Ein Fanatiker kann sich seines Fanatismus nicht in jedem Augenblick völlig sicher sein. Fanatismus verebbt ohne Nahrungszufuhr, daher muss er immer wieder aufs Neue genährt werden. Seine Nahrung sind flammender Hass und selbstwertbezogene Gefühle. Ernst-Dieter Lantermann ergänzt: „Beide zwingen das Denken unter ihre Regie und ermöglichen jene Vereinfachungen, Abschottungen, Verabsolutierungen, Zuspitzungen und Polarisierungen, die den Kern eines jeden Fanatikers ausmachen.“ Ebbt die innere Erregung des Fanatikers ab, sei es durch Gewöhnung, Erschöpfung, nachlassende Wachsamkeit, mangelnde äußere Bedrohung oder durch Beschwichtigung oder Rückzug der Gegner, besteht die Gefahr einer Erosion des fanatischen Grundes durch Abkühlung des Denkens.
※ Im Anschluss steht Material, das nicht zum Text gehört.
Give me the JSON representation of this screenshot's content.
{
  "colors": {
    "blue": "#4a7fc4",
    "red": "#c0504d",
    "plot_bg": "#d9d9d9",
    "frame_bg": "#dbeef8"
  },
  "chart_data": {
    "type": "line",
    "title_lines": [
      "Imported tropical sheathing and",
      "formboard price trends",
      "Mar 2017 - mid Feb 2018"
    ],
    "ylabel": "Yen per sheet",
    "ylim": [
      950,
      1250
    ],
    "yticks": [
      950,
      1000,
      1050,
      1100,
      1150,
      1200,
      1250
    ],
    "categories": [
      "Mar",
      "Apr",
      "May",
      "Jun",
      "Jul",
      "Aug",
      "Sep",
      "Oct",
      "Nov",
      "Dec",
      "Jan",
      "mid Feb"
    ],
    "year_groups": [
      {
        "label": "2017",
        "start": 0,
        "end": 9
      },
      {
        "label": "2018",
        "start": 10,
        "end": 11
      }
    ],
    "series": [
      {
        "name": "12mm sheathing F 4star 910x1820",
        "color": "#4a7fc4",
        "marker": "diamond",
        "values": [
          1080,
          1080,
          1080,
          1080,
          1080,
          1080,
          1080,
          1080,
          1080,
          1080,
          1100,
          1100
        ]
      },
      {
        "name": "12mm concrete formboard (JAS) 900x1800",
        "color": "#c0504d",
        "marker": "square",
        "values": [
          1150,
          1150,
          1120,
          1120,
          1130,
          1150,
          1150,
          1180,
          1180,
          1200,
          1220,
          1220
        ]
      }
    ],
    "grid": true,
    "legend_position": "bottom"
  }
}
Kaltes Denken geht einher mit Differenzierung, Reflexion, Abwägung, Überprüfung und Perspektivenvielfalt. Ernst-Dieter Lantermann war von 1979 bis 2013 Professor für Persönlichkeits- und Sozialpsychologie an der Universität Kassel.

In den sozialen Medien häufen sich die Hasskommentare

Der Fanatiker muss also stets für ein hohes Erregungsniveau sorgen, um seine fanatischen Grundsicherheiten nicht aufs Spiel zu setzen. Denn diese ermöglicht ihm erst seine Selbstgewissheit. Ernst-Dieter Lantermann erklärt: „Das kann ihm gelingen, indem er die Dosierung seiner hasserfüllten Taten immer weiter steigert. Das sieht man beim Vorgehen fanatischer Fremdenhasser, das wir seit längerem erfahren. Längst sind hasserfüllte Tiraden übergegangen in Brandstiftungen, gewalttätige Übergriffe bis zum versuchten Mord.“

Nach der Logik des Fanatismus muss sich die Gesellschaft auf immer noch schrecklichere fremdenfeindliche Gewalttaten gefasst machen. Eine andere Möglichkeit liegt im öffentlichen Bekenntnis, in der Sprache der Sozialpsychologie als Commitment bezeichnet. Seit einiger Zeit häufen sich in den sozialen Medien Hasskommentare. Dabei handelt es sich um widerlichste Anschuldigungen, Mord- und andere Drohungen gegen „Gutmenschen“, Fremdenfreunde und andere Feinde, die nicht anonym gepostet, sondern mit vollem Namen gezeichnet werden.

Talkshows werden als Kampfbühnen organisiert

Öffentliche Selbstbekenntnisse erhöhen die Selbstverpflichtung des Fanatikers, sich gegen jeden Widerstand als Fremdenhasser zu erklären. Diese stellen daher verlässliche Barrieren gegen innere Anfechtungen dar. Und gleichzeitig muss der öffentliche Bekenner immer wachsam bleiben, wenn er auf Leute trifft, die er kennt, die aber möglicherweise seinen Fremdenhass nicht teilen. Dadurch sondert er sich von diesen Menschen immer weiter ab. Irgendwann lebt er nur noch unter seinesgleichen, die sich gegenseitig in ihrem Fremdenhass bestätigen und anfeuern.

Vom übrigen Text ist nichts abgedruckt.